Page - 14 février, 2011
Le changement climatique mondial est le plus grand défi pour l’avenir de notre planète. L’industrie du nucléaire tente habilement de faire croire que l’énergie nucléaire serait indispensable à la protection du climat. Au contraire: l’énergie nucléaire est une entrave à la véritable protection du climat.

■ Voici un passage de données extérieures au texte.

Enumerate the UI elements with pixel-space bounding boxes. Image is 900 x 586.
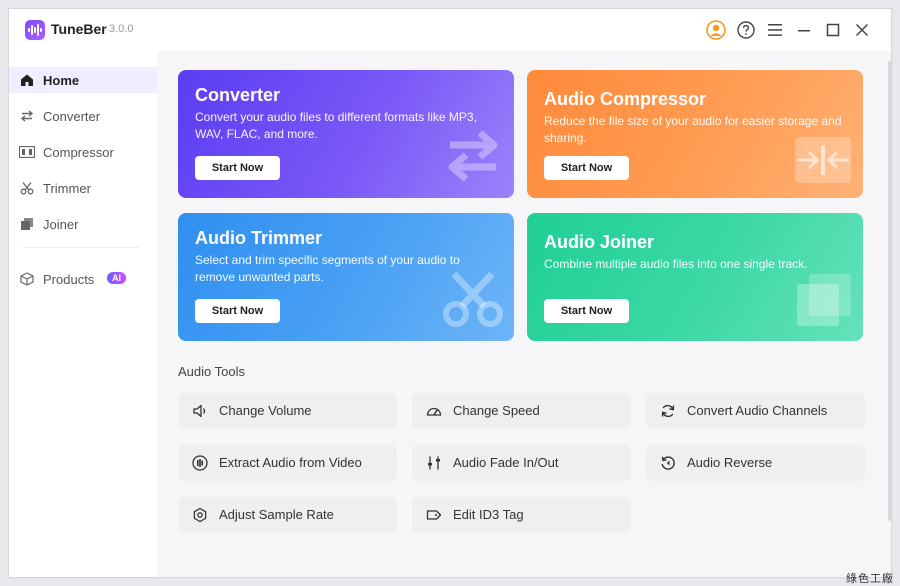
sample-rate-icon: [192, 507, 208, 523]
convert-arrows-icon: [19, 108, 35, 124]
user-account-icon[interactable]: [705, 19, 727, 41]
tool-change-speed[interactable]: Change Speed: [412, 393, 631, 429]
minimize-icon[interactable]: [793, 19, 815, 41]
title-bar: TuneBer 3.0.0: [9, 9, 891, 51]
sidebar-item-label: Trimmer: [43, 181, 91, 196]
stack-icon: [19, 216, 35, 232]
ai-badge: AI: [107, 272, 126, 284]
audio-joiner-card[interactable]: Audio Joiner Combine multiple audio file…: [527, 213, 863, 341]
app-name: TuneBer: [51, 21, 107, 37]
stack-icon: [795, 272, 853, 333]
sidebar-item-label: Home: [43, 73, 80, 88]
tool-label: Convert Audio Channels: [687, 403, 828, 418]
tool-label: Edit ID3 Tag: [453, 507, 524, 522]
speaker-icon: [192, 403, 208, 419]
close-icon[interactable]: [851, 19, 873, 41]
sidebar-item-products[interactable]: Products AI: [9, 266, 157, 292]
maximize-icon[interactable]: [822, 19, 844, 41]
card-description: Combine multiple audio files into one si…: [544, 257, 808, 271]
tool-edit-id3-tag[interactable]: Edit ID3 Tag: [412, 497, 631, 533]
tool-label: Change Speed: [453, 403, 540, 418]
menu-icon[interactable]: [764, 19, 786, 41]
sidebar: Home Converter Compressor Trimmer Joiner: [9, 51, 157, 577]
converter-card[interactable]: Converter Convert your audio files to di…: [178, 70, 514, 198]
watermark: 綠色工廠: [846, 573, 894, 585]
scrollbar[interactable]: [887, 51, 891, 577]
compressor-start-button[interactable]: Start Now: [544, 156, 629, 180]
speedometer-icon: [426, 403, 442, 419]
sidebar-item-compressor[interactable]: Compressor: [9, 139, 157, 165]
rotate-icon: [660, 403, 676, 419]
tool-audio-fade-in-out[interactable]: Audio Fade In/Out: [412, 445, 631, 481]
home-icon: [19, 72, 35, 88]
sidebar-item-trimmer[interactable]: Trimmer: [9, 175, 157, 201]
tool-label: Change Volume: [219, 403, 312, 418]
app-logo-icon: [25, 20, 45, 40]
help-icon[interactable]: [735, 19, 757, 41]
joiner-start-button[interactable]: Start Now: [544, 299, 629, 323]
sidebar-item-label: Converter: [43, 109, 101, 124]
tool-label: Audio Reverse: [687, 455, 773, 470]
card-title: Audio Compressor: [544, 89, 707, 109]
sidebar-item-converter[interactable]: Converter: [9, 103, 157, 129]
card-title: Audio Trimmer: [195, 228, 323, 248]
scissors-icon: [442, 270, 504, 333]
compress-icon: [19, 144, 35, 160]
audio-trimmer-card[interactable]: Audio Trimmer Select and trim specific s…: [178, 213, 514, 341]
tool-change-volume[interactable]: Change Volume: [178, 393, 397, 429]
tool-label: Adjust Sample Rate: [219, 507, 334, 522]
audio-compressor-card[interactable]: Audio Compressor Reduce the file size of…: [527, 70, 863, 198]
tool-audio-reverse[interactable]: Audio Reverse: [646, 445, 865, 481]
sidebar-item-label: Compressor: [43, 145, 114, 160]
tag-icon: [426, 507, 442, 523]
sidebar-item-home[interactable]: Home: [9, 67, 157, 93]
scissors-icon: [19, 180, 35, 196]
tool-adjust-sample-rate[interactable]: Adjust Sample Rate: [178, 497, 397, 533]
converter-start-button[interactable]: Start Now: [195, 156, 280, 180]
sidebar-item-label: Products: [43, 272, 95, 287]
audio-tools-heading: Audio Tools: [178, 364, 245, 379]
tool-label: Extract Audio from Video: [219, 455, 362, 470]
compress-icon: [793, 135, 853, 190]
app-window: TuneBer 3.0.0 Home Converter Compressor …: [8, 8, 892, 578]
reverse-icon: [660, 455, 676, 471]
trimmer-start-button[interactable]: Start Now: [195, 299, 280, 323]
sidebar-item-label: Joiner: [43, 217, 79, 232]
tool-convert-audio-channels[interactable]: Convert Audio Channels: [646, 393, 865, 429]
card-title: Converter: [195, 85, 281, 105]
convert-arrows-icon: [442, 127, 504, 190]
audio-extract-icon: [192, 455, 208, 471]
sidebar-divider: [23, 247, 139, 248]
cube-icon: [19, 271, 35, 287]
sliders-icon: [426, 455, 442, 471]
scrollbar-thumb[interactable]: [888, 61, 891, 521]
app-version: 3.0.0: [109, 23, 134, 35]
tool-extract-audio-from-video[interactable]: Extract Audio from Video: [178, 445, 397, 481]
card-title: Audio Joiner: [544, 232, 655, 252]
tool-label: Audio Fade In/Out: [453, 455, 559, 470]
sidebar-item-joiner[interactable]: Joiner: [9, 211, 157, 237]
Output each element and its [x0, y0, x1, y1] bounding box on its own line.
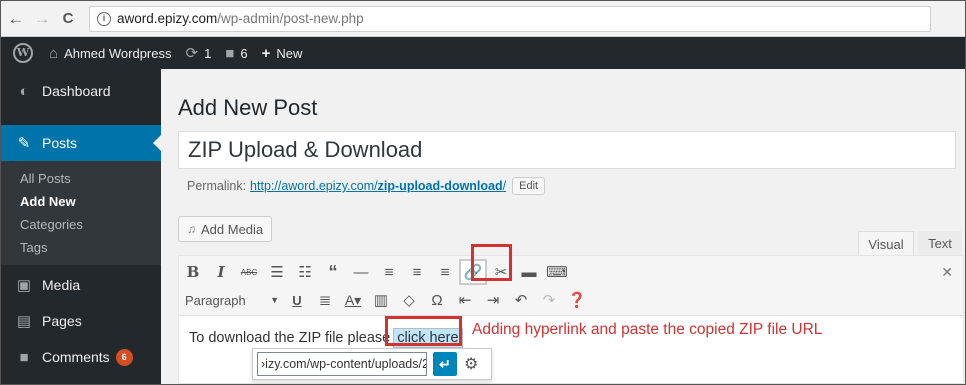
info-icon[interactable]: i	[97, 11, 111, 26]
edit-permalink-button[interactable]: Edit	[512, 177, 546, 195]
outdent-icon[interactable]: ⇤	[451, 287, 479, 313]
permalink-row: Permalink: http://aword.epizy.com/zip-up…	[187, 177, 546, 195]
site-name: Ahmed Wordpress	[64, 45, 172, 61]
url-path: /wp-admin/post-new.php	[217, 11, 364, 26]
pages-icon: ▤	[16, 313, 32, 330]
chevron-down-icon: ▼	[270, 295, 279, 305]
blockquote-icon[interactable]: “	[319, 259, 347, 285]
clear-formatting-icon[interactable]: ◇	[395, 287, 423, 313]
bullet-list-icon[interactable]: ☰	[263, 259, 291, 285]
tab-visual[interactable]: Visual	[858, 231, 914, 257]
comments-link[interactable]: ■ 6	[225, 45, 247, 62]
fullscreen-icon[interactable]: ✕	[941, 264, 953, 281]
add-media-button[interactable]: ♫ Add Media	[178, 216, 273, 242]
back-button[interactable]: ←	[5, 9, 27, 29]
text-color-icon[interactable]: A▾	[339, 287, 367, 313]
forward-button[interactable]: →	[31, 9, 53, 29]
bold-icon[interactable]: B	[179, 259, 207, 285]
apply-link-button[interactable]: ↵	[433, 352, 457, 376]
new-content-link[interactable]: + New	[262, 45, 303, 62]
add-media-label: Add Media	[201, 221, 264, 237]
admin-sidebar: ◐ Dashboard ✎ Posts All Posts Add New Ca…	[1, 69, 161, 384]
page-title: Add New Post	[178, 95, 318, 120]
submenu-tags[interactable]: Tags	[1, 236, 161, 259]
wordpress-logo-icon[interactable]: W	[13, 43, 33, 63]
pin-icon: ✎	[17, 135, 31, 152]
link-text-highlight	[385, 316, 462, 346]
sidebar-item-label: Comments	[42, 349, 110, 365]
redo-icon[interactable]: ↷	[535, 287, 563, 313]
posts-submenu: All Posts Add New Categories Tags	[1, 161, 161, 265]
editor-toolbar: B I ABC ☰ ☷ “ — ≡ ≡ ≡ 🔗 ✂ ▬ ⌨ Paragraph …	[179, 256, 963, 316]
submenu-all-posts[interactable]: All Posts	[1, 167, 161, 190]
url-host: aword.epizy.com	[117, 11, 218, 26]
justify-icon[interactable]: ≣	[311, 287, 339, 313]
format-select[interactable]: Paragraph ▼	[179, 288, 283, 312]
sidebar-item-comments[interactable]: ■ Comments 6	[1, 339, 161, 375]
address-bar[interactable]: i aword.epizy.com/wp-admin/post-new.php	[89, 5, 931, 32]
strikethrough-icon[interactable]: ABC	[235, 259, 263, 285]
horizontal-line-icon[interactable]: —	[347, 259, 375, 285]
align-center-icon[interactable]: ≡	[403, 259, 431, 285]
sidebar-item-pages[interactable]: ▤ Pages	[1, 303, 161, 339]
toolbar-row-1: B I ABC ☰ ☷ “ — ≡ ≡ ≡ 🔗 ✂ ▬ ⌨	[179, 258, 571, 286]
permalink-label: Permalink:	[187, 179, 247, 193]
gear-icon[interactable]: ⚙	[464, 354, 478, 374]
read-more-icon[interactable]: ▬	[515, 259, 543, 285]
post-title-input[interactable]: ZIP Upload & Download	[178, 131, 956, 169]
updates-icon: ⟳	[185, 45, 199, 62]
submenu-add-new[interactable]: Add New	[1, 190, 161, 213]
sidebar-item-dashboard[interactable]: ◐ Dashboard	[1, 73, 161, 109]
comment-icon: ■	[19, 348, 29, 366]
indent-icon[interactable]: ⇥	[479, 287, 507, 313]
help-icon[interactable]: ❓	[563, 287, 591, 313]
sidebar-item-label: Dashboard	[42, 83, 111, 99]
link-url-input[interactable]: ›izy.com/wp-content/uploads/2016/11/JPGS…	[257, 352, 427, 376]
sidebar-item-label: Pages	[42, 313, 82, 329]
permalink-end: /	[502, 179, 507, 193]
align-left-icon[interactable]: ≡	[375, 259, 403, 285]
special-character-icon[interactable]: Ω	[423, 287, 451, 313]
paste-text-icon[interactable]: ▥	[367, 287, 395, 313]
media-icon: ▣	[16, 277, 32, 294]
media-icon: ♫	[187, 222, 196, 236]
link-button-highlight	[471, 244, 512, 281]
new-label: New	[276, 45, 303, 61]
permalink-slug: zip-upload-download	[377, 179, 503, 193]
body-text: To download the ZIP file please	[189, 330, 391, 346]
updates-count: 1	[204, 45, 212, 61]
sidebar-item-posts[interactable]: ✎ Posts	[1, 125, 161, 161]
submenu-categories[interactable]: Categories	[1, 213, 161, 236]
site-name-link[interactable]: ⌂ Ahmed Wordpress	[49, 45, 171, 62]
sidebar-item-media[interactable]: ▣ Media	[1, 267, 161, 303]
dashboard-icon: ◐	[19, 82, 29, 100]
permalink-base: http://aword.epizy.com/	[250, 179, 378, 193]
reload-button[interactable]: C	[57, 10, 79, 27]
browser-toolbar: ← → C i aword.epizy.com/wp-admin/post-ne…	[1, 1, 965, 37]
comments-count: 6	[240, 45, 248, 61]
link-popup: ›izy.com/wp-content/uploads/2016/11/JPGS…	[252, 348, 492, 380]
numbered-list-icon[interactable]: ☷	[291, 259, 319, 285]
updates-link[interactable]: ⟳ 1	[185, 44, 211, 62]
align-right-icon[interactable]: ≡	[431, 259, 459, 285]
sidebar-item-label: Media	[42, 277, 81, 293]
undo-icon[interactable]: ↶	[507, 287, 535, 313]
tab-text[interactable]: Text	[918, 231, 962, 257]
plus-icon: +	[261, 44, 271, 62]
italic-icon[interactable]: I	[207, 259, 235, 285]
comments-badge: 6	[115, 348, 133, 366]
toolbar-toggle-icon[interactable]: ⌨	[543, 259, 571, 285]
admin-bar: W ⌂ Ahmed Wordpress ⟳ 1 ■ 6 + New	[1, 37, 965, 69]
permalink-link[interactable]: http://aword.epizy.com/zip-upload-downlo…	[250, 179, 506, 193]
format-select-value: Paragraph	[185, 292, 246, 308]
toolbar-row-2: Paragraph ▼ U ≣ A▾ ▥ ◇ Ω ⇤ ⇥ ↶ ↷ ❓	[179, 286, 591, 314]
underline-icon[interactable]: U	[283, 287, 311, 313]
comment-icon: ■	[225, 44, 235, 62]
sidebar-item-label: Posts	[42, 135, 78, 151]
annotation-text: Adding hyperlink and paste the copied ZI…	[472, 321, 823, 338]
home-icon: ⌂	[49, 44, 59, 62]
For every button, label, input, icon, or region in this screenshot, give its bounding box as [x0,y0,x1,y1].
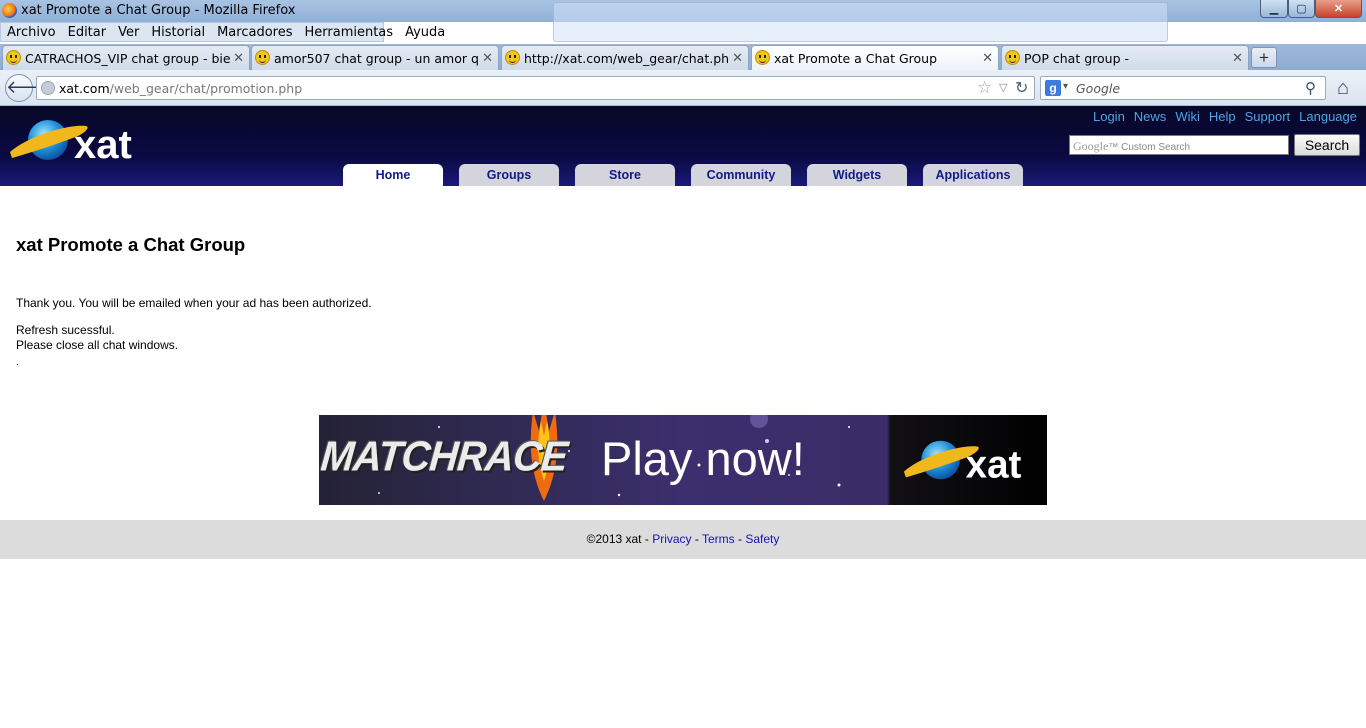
close-windows-message: Please close all chat windows. [16,338,179,352]
search-placeholder: Google™ Custom Search [1073,139,1191,153]
footer-link-safety[interactable]: Safety [745,532,779,546]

La Suisse est particulièrement concernée par le changement climatique. Elle doit agir d’urgence et prendre des mesures durables en faveur de la protection du climat. Des substituts doivent être trouvés aux sources d’énergie fossiles que sont le charbon, le pétrole et le gaz. L’industrie du nucléaire tire habilement profit de cette situation pour justifier la construction de nouvelles centrales par le slogan "Protégeons le climat en réduisant les émissions de CO2". Mais le compte n’y est pas.
La protection du climat
Près de 440 centrales nucléaires couvrent aujourd’hui environ 2% de la demande mondiale finale d’énergie, avec une tendance à la baisse. Le parc des centrales devrait être considérablement élargi pour que le nucléaire puisse remplacer une part suffisamment importante des énergies fossiles comme le gaz ou le charbon et avoir une influence significative sur la réduction des émissions de CO2. Or, comme plusieurs études le montrent, les ressources nécessaires à un tel scénario n’existent tout simplement pas. Le savoir-faire, les compétences techniques, les fournisseurs et les moyens financiers font en particulier défaut. Ne serait-ce que sur un plan purement quantitatif, l’énergie nucléaire est incapable de contribuer à la protection du climat.
Ttrop lente
Et même si de nouvelles centrales nucléaires permettaient de protéger le climat, cette solution arriverait trop tard. Aucune électricité nucléaire supplémentaire ne pourrait être produite en Suisse avant 2030. Au niveau mondial, un développement massif de l’énergie nucléaire prendrait des décennies. Or, c’est dès aujourd’hui que les mesures durables de protection du climat doivent être prises (LIEN Climat).
Trop chère
L’électricité nucléaire empêche la protection du climat, car avec des investissements chiffrés à pas moins de 20 milliards de francs suisses pour deux nouvelles centrales nucléaires, il ne reste plus suffisamment de moyens pour la promotion des énergies renouvelables et de l’efficacité énergétique. Or, seule cette stratégie ferait vraiment avancer la protection du climat en Suisse, comme des études de l’Office fédéral de l’énergie le montrent clairement.
A court de combustible
Les réserves connues d’uranium suffisent encore pour 50 à 70 ans. De nouvelles réserves pourraient certes offrir un répit supplémentaire, mais leur existence est pour l’heure purement hypothétique. Une chose est certaine en revanche: l’uranium, au même titre que le gaz et le pétrole, est une ressource finie qui ne constitue donc pas un mode de substitution approprié. Les énergies renouvelables comme le solaire, l’éolien, ou la géothermie sont au contraire illimitées et gratuitement accessibles.
Rejets de CO2
Dans des conditions optimales, donc rarement satisfaites, l’électricité nucléaire parvient certes à afficher aujourd’hui des niveaux relativement bas de CO2 par kilowattheure produit. Mais puisque les réserves d’uranium de haute qualité et facilement accessibles s’amenuisent lentement, l’extraction de l’uranium sollicitera toujours plus d’énergie à l’avenir. L’impact CO2 de l’électricité nucléaire augmentera donc considérablement.